L’aspetto morale non va certo sottovalutato, ma va messo nella giusta posizione: rimane secondario rispetto all’invito che Cristo fa di mettersi in gioco alla sua sequela. Se non faccio memoria di ciò che Dio ho fatto per me – “Ascolta, Israele!” – non capirò mai perché vengo invitato ad uno stile di vita diverso, più umano, più all’altezza della mia storia con Dio. I comandamenti stessi – citati con innata passione nelle nostre aule di catechismo, ndr – fioriscono in un contesto di amicizia, di confidenza, di passione per l’uomo per l’appunto. Forse per questo la gente avverte certe entrate a “gambe tese” da parte di certuni preti: per il semplice struggimento di sentirsi giudicati prima che amati, costretti all’amore prima che stretti dall’Amore, imbrigliati prima che sedotti. Colpevoli fino a prova contraria e non innocenti fino a prova contraria. Il popolo che vive dietro le sbarre della galera – con il quale Dio mi dà il privilegio di camminare – mi sta ammaestrando alla severa legge del Vangelo, laddove vien chiesto di essere ostinati e flessibili, più o meno contemporaneamente. La cosa, ovviamente difficile, è capire quando essere l’uno o l’altro. Se dietro le sbarre Dio non chiede di giustificare il male ma di inabissarsi in esso per cercarne le ragioni, all’esterno delle sbarre immagino sia la medesima sfida: non tanto quello di divertirsi a creare differenze ma inabissarsi nella fatica del quotidiano cercando ragioni di speranza. L’aspetto morale è importante, ma è secondario all’incontro con Cristo: quando lo s’inverte, il cristianesimo è un masochismo della peggior specie. Da rifuggire, perché ateo: cioè senza Amore.

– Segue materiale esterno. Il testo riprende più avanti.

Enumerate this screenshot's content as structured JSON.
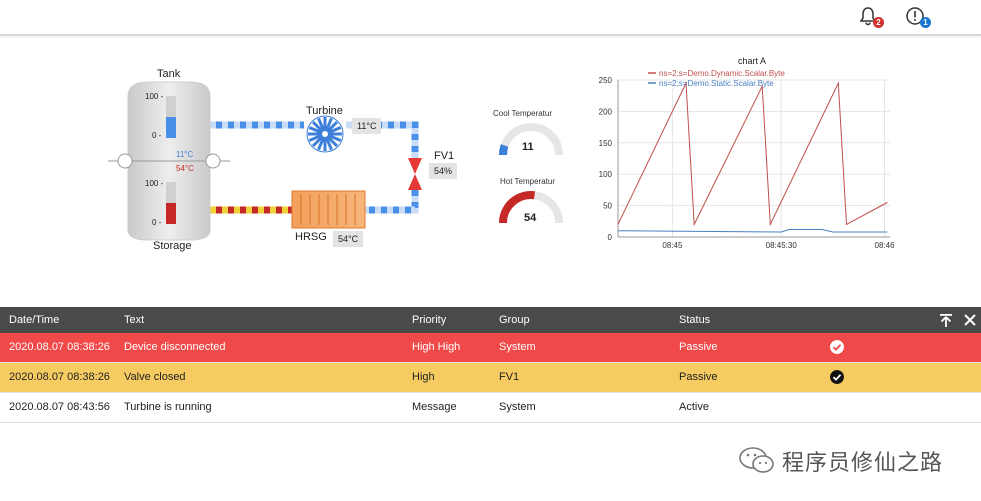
{
  "header": {
    "notifications": {
      "icon": "bell-icon",
      "count": "2",
      "color": "#d32f2f"
    },
    "alerts": {
      "icon": "alert-circle-icon",
      "count": "1",
      "color": "#1976d2"
    }
  },
  "diagram": {
    "tank": {
      "title": "Tank",
      "scale_top": "100 -",
      "scale_bottom": "0 -",
      "level_pct": 50,
      "fill_color": "#4a8fe8"
    },
    "storage": {
      "title": "Storage",
      "scale_top": "100 -",
      "scale_bottom": "0 -",
      "level_pct": 50,
      "fill_color": "#c62828"
    },
    "cold_temp_label": "11°C",
    "hot_temp_label": "54°C",
    "turbine": {
      "title": "Turbine",
      "value": "11°C"
    },
    "valve": {
      "title": "FV1",
      "value": "54%"
    },
    "hrsg": {
      "title": "HRSG",
      "value": "54°C"
    }
  },
  "gauges": [
    {
      "title": "Cool Temperatur",
      "value": "11",
      "fraction": 0.11,
      "color": "#3d7fd9"
    },
    {
      "title": "Hot Temperatur",
      "value": "54",
      "fraction": 0.54,
      "color": "#c62828"
    }
  ],
  "chart_data": {
    "type": "line",
    "title": "chart A",
    "ylim": [
      0,
      250
    ],
    "yticks": [
      "0",
      "50",
      "100",
      "150",
      "200",
      "250"
    ],
    "xticks": [
      "08:45",
      "08:45:30",
      "08:46"
    ],
    "grid": true,
    "legend_position": "top-left",
    "series": [
      {
        "name": "ns=2;s=Demo.Dynamic.Scalar.Byte",
        "color": "#c0504d",
        "x": [
          0,
          25,
          28,
          53,
          56,
          81,
          84,
          99
        ],
        "values": [
          20,
          245,
          20,
          240,
          20,
          245,
          20,
          55
        ]
      },
      {
        "name": "ns=2;s=Demo.Static.Scalar.Byte",
        "color": "#4a7fc1",
        "x": [
          0,
          60,
          63,
          75,
          79,
          99
        ],
        "values": [
          10,
          8,
          12,
          12,
          8,
          8
        ]
      }
    ]
  },
  "alarms": {
    "columns": [
      "Date/Time",
      "Text",
      "Priority",
      "Group",
      "Status"
    ],
    "rows": [
      {
        "date": "2020.08.07 08:38:26",
        "text": "Device disconnected",
        "priority": "High High",
        "group": "System",
        "status": "Passive"
      },
      {
        "date": "2020.08.07 08:38:26",
        "text": "Valve closed",
        "priority": "High",
        "group": "FV1",
        "status": "Passive"
      },
      {
        "date": "2020.08.07 08:43:56",
        "text": "Turbine is running",
        "priority": "Message",
        "group": "System",
        "status": "Active"
      }
    ]
  },
  "watermark": {
    "text": "程序员修仙之路"
  }
}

Nell’Evangelii Gaudium, Francesco ha esagerato nel suo splendore: c’è gente che “si accontenta di avere qualche potere e preferisce essere generale di esercito sconfitto piuttosto che semplice soldato di uno squadrone che continua a combattere”. Forse per questo, da Papa, nella Festa del Battesimo del Signore ha battezzato il bambino di una coppia convivente: perché nessun uomo e nessuna donna si senta estraneo all’amore del Cielo. La mia “morale da seminarista” è andata in frantumi (grazie a Dio) quando ho conosciuto i “perdenti” della storia: i falliti, i briganti, la miseria più cupa ma anche la misericordia più luccicante. Sono stati loro ad evangelizzarmi sulla sovrabbondanza della Grazia laddove c’è l’abbondanza del peccato, ad aiutarmi a preferire il purgatorio della storia al paradiso della teologia. E quando penso a loro, mi rammento la storia di Maddalena, quella del Vangelo: probabilmente in parrocchia non l’avrebbero lasciata cantare, e nemmeno più servire come un tempo. Eppure lei con Cristo scrisse una delle pagine più imbarazzanti: lei non prese sottogamba la sua Misericordia ma Lui non la discriminò in nessun modo. In barba a coloro che la definivano ad oltranza una donna di malaffare.